Dia pikir dadanya terasa berat dan membuka matanya, dan tentu saja, dia menemukan Yun Seo-Rah memeluknya dari atas. Dia tidak bisa tidak bertanya-tanya bagaimana dia bisa sampai di sini, karena dia tidur cukup jauh dari tempat tidur.

Lebih penting lagi, dia tidur di sofa. Jadi, jika dia dipaksa turun dari tempat tidur dan berguling-guling di lantai untuk tiba di tempat dia, masih tidak mungkin untuk naik dan duduk di atasnya.

‘… Apakah dia tidur sambil berjalan ?!’ (Seol)

Tiba-tiba merasa takut pada Yun Seo-Rah, Seol perlahan bergerak keluar dari pelukannya dan menjauh darinya.
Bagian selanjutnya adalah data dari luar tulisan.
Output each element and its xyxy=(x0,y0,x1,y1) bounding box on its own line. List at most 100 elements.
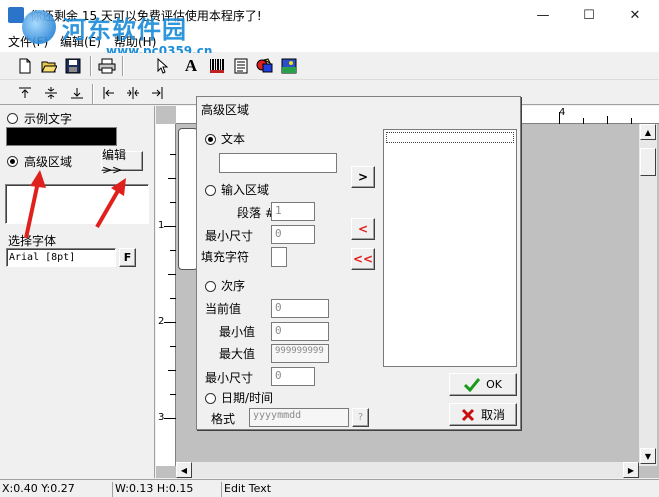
ruler-number: 4 xyxy=(559,107,566,118)
vertical-scrollbar[interactable]: ▲ ▼ xyxy=(639,124,657,466)
edit-advanced-button[interactable]: 编辑>> xyxy=(101,148,143,177)
current-value-input[interactable]: 0 xyxy=(271,299,329,318)
menu-file[interactable]: 文件(F) xyxy=(8,33,48,50)
shapes-icon xyxy=(256,58,273,73)
status-size: W:0.13 H:0.15 xyxy=(112,482,218,497)
text-block-tool-button[interactable] xyxy=(230,55,252,77)
menu-edit[interactable]: 编辑(E) xyxy=(60,33,101,50)
align-left-button[interactable] xyxy=(98,82,120,104)
main-toolbar: A xyxy=(0,53,659,80)
align-middle-icon xyxy=(45,87,57,99)
minimize-button[interactable]: — xyxy=(520,0,566,30)
maximize-button[interactable]: ☐ xyxy=(566,0,612,30)
ruler-number: 3 xyxy=(158,412,165,423)
status-mode: Edit Text xyxy=(221,482,341,497)
dialog-title: 高级区域 xyxy=(201,103,250,117)
min-value-label: 最小值 xyxy=(219,325,256,339)
font-section-label: 选择字体 xyxy=(8,234,57,248)
min-size-input[interactable]: 0 xyxy=(271,225,315,244)
close-button[interactable]: ✕ xyxy=(612,0,658,30)
align-top-button[interactable] xyxy=(14,82,36,104)
advanced-area-radio[interactable] xyxy=(7,156,18,167)
save-button[interactable] xyxy=(62,55,84,77)
app-icon xyxy=(8,7,24,23)
fill-char-input[interactable] xyxy=(271,247,287,267)
remove-all-button[interactable]: << xyxy=(351,248,375,270)
max-value-input[interactable]: 999999999 xyxy=(271,344,329,363)
label-page[interactable] xyxy=(178,128,198,270)
font-display: Arial [8pt] xyxy=(6,248,116,267)
scroll-up-button[interactable]: ▲ xyxy=(640,124,656,140)
choose-font-button[interactable]: F xyxy=(119,248,136,267)
paragraph-input[interactable]: 1 xyxy=(271,202,315,221)
align-center-icon xyxy=(127,87,139,99)
cancel-button-label: 取消 xyxy=(480,408,505,422)
sample-text-radio[interactable] xyxy=(7,113,18,124)
image-tool-button[interactable] xyxy=(278,55,300,77)
ok-button[interactable]: OK xyxy=(449,373,517,396)
x-mark-icon xyxy=(461,408,475,421)
sequence-min-size-input[interactable]: 0 xyxy=(271,367,315,386)
vertical-ruler: 1 2 3 xyxy=(156,124,176,466)
align-right-icon xyxy=(152,87,163,99)
select-tool-button[interactable] xyxy=(152,55,174,77)
window-title: 你还剩余 15 天可以免费评估使用本程序了! xyxy=(30,9,262,23)
align-top-icon xyxy=(19,87,31,98)
align-right-button[interactable] xyxy=(146,82,168,104)
text-option-label: 文本 xyxy=(221,132,246,146)
field-list[interactable] xyxy=(383,129,517,367)
scroll-down-button[interactable]: ▼ xyxy=(640,448,656,464)
toolbar-separator xyxy=(92,84,94,104)
advanced-area-preview xyxy=(5,184,149,224)
pointer-arrow-icon xyxy=(157,58,169,74)
barcode-icon xyxy=(210,59,224,73)
datetime-label: 日期/时间 xyxy=(221,391,274,405)
text-tool-button[interactable]: A xyxy=(180,55,202,77)
sequence-min-size-label: 最小尺寸 xyxy=(205,371,254,385)
shape-tool-button[interactable] xyxy=(254,55,276,77)
print-button[interactable] xyxy=(96,55,118,77)
open-file-button[interactable] xyxy=(38,55,60,77)
ok-button-label: OK xyxy=(486,378,502,391)
barcode-tool-button[interactable] xyxy=(206,55,228,77)
scroll-right-button[interactable]: ▶ xyxy=(623,462,639,478)
checkmark-icon xyxy=(464,377,481,392)
format-help-button[interactable]: ? xyxy=(352,408,369,427)
align-bottom-button[interactable] xyxy=(66,82,88,104)
ruler-number: 1 xyxy=(158,220,165,231)
min-value-input[interactable]: 0 xyxy=(271,322,329,341)
new-file-button[interactable] xyxy=(14,55,36,77)
advanced-area-dialog: 高级区域 文本 输入区域 段落 # 1 最小尺寸 0 填充字符 次序 当前值 0… xyxy=(196,96,521,430)
datetime-radio[interactable] xyxy=(205,393,216,404)
properties-panel: 示例文字 高级区域 编辑>> 选择字体 Arial [8pt] F xyxy=(0,106,155,478)
remove-from-list-button[interactable]: < xyxy=(351,218,375,240)
format-input[interactable]: yyyymmdd xyxy=(249,408,349,427)
add-to-list-button[interactable]: > xyxy=(351,166,375,188)
scroll-left-button[interactable]: ◀ xyxy=(176,462,192,478)
save-disk-icon xyxy=(65,58,81,74)
open-folder-icon xyxy=(41,61,57,73)
sample-text-label: 示例文字 xyxy=(24,112,73,126)
toolbar-separator xyxy=(122,56,124,76)
text-option-radio[interactable] xyxy=(205,134,216,145)
title-bar: 你还剩余 15 天可以免费评估使用本程序了! — ☐ ✕ xyxy=(0,0,659,30)
sample-text-preview xyxy=(6,127,117,146)
ruler-number: 2 xyxy=(158,316,165,327)
input-area-radio[interactable] xyxy=(205,185,216,196)
min-size-label: 最小尺寸 xyxy=(205,229,254,243)
horizontal-scrollbar[interactable]: ◀ ▶ xyxy=(176,462,639,478)
vertical-scroll-thumb[interactable] xyxy=(640,148,656,176)
align-center-button[interactable] xyxy=(122,82,144,104)
cancel-button[interactable]: 取消 xyxy=(449,403,517,426)
sequence-radio[interactable] xyxy=(205,281,216,292)
fill-char-label: 填充字符 xyxy=(201,250,250,264)
current-value-label: 当前值 xyxy=(205,302,242,316)
align-middle-button[interactable] xyxy=(40,82,62,104)
status-bar: X:0.40 Y:0.27 W:0.13 H:0.15 Edit Text xyxy=(0,479,659,497)
paragraph-label: 段落 # xyxy=(237,206,275,220)
text-input[interactable] xyxy=(219,153,337,173)
menu-help[interactable]: 帮助(H) xyxy=(114,33,156,50)
menu-bar: 文件(F) 编辑(E) 帮助(H) xyxy=(0,30,659,52)
input-area-label: 输入区域 xyxy=(221,183,270,197)
new-file-icon xyxy=(19,58,31,74)
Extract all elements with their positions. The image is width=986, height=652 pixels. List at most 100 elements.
‘Aku harus menemukan tempat yang lebih aman untuk tidur nanti hari ini ….’ (Seol)

Jadi, Seol memutuskan seperti itu.

Ketika jam tidur datang hari itu, Seol pergi ke kamar mandi. Karena kamarnya sudah merupakan tempat yang sangat baik dari awal, bahkan kamar mandinya luas dan cukup nyaman untuk tidur. Yang terpenting, ada kunci di pintu kaca, jadi selama dia menguncinya, tidak ada yang bisa datang masuk.

Pagi selanjutnya.

Seol akhirnya bisa memulai hari seperti seharusnya. Mengunci pintu pasti berhasil, karena Yun Seo-Rah tidak tidur di atasnya kali ini.

“Aku harus mulai tidur di sini mulai hari ini dan seterusnya.” (Seol)

Yah, tidak masalah jika dia ada di kamar mandi. Itu sangat besar dan bersih. Juga, sebagai bonus tambahan, dia bisa menyiram air dan mencuci wajahnya begitu bangun juga.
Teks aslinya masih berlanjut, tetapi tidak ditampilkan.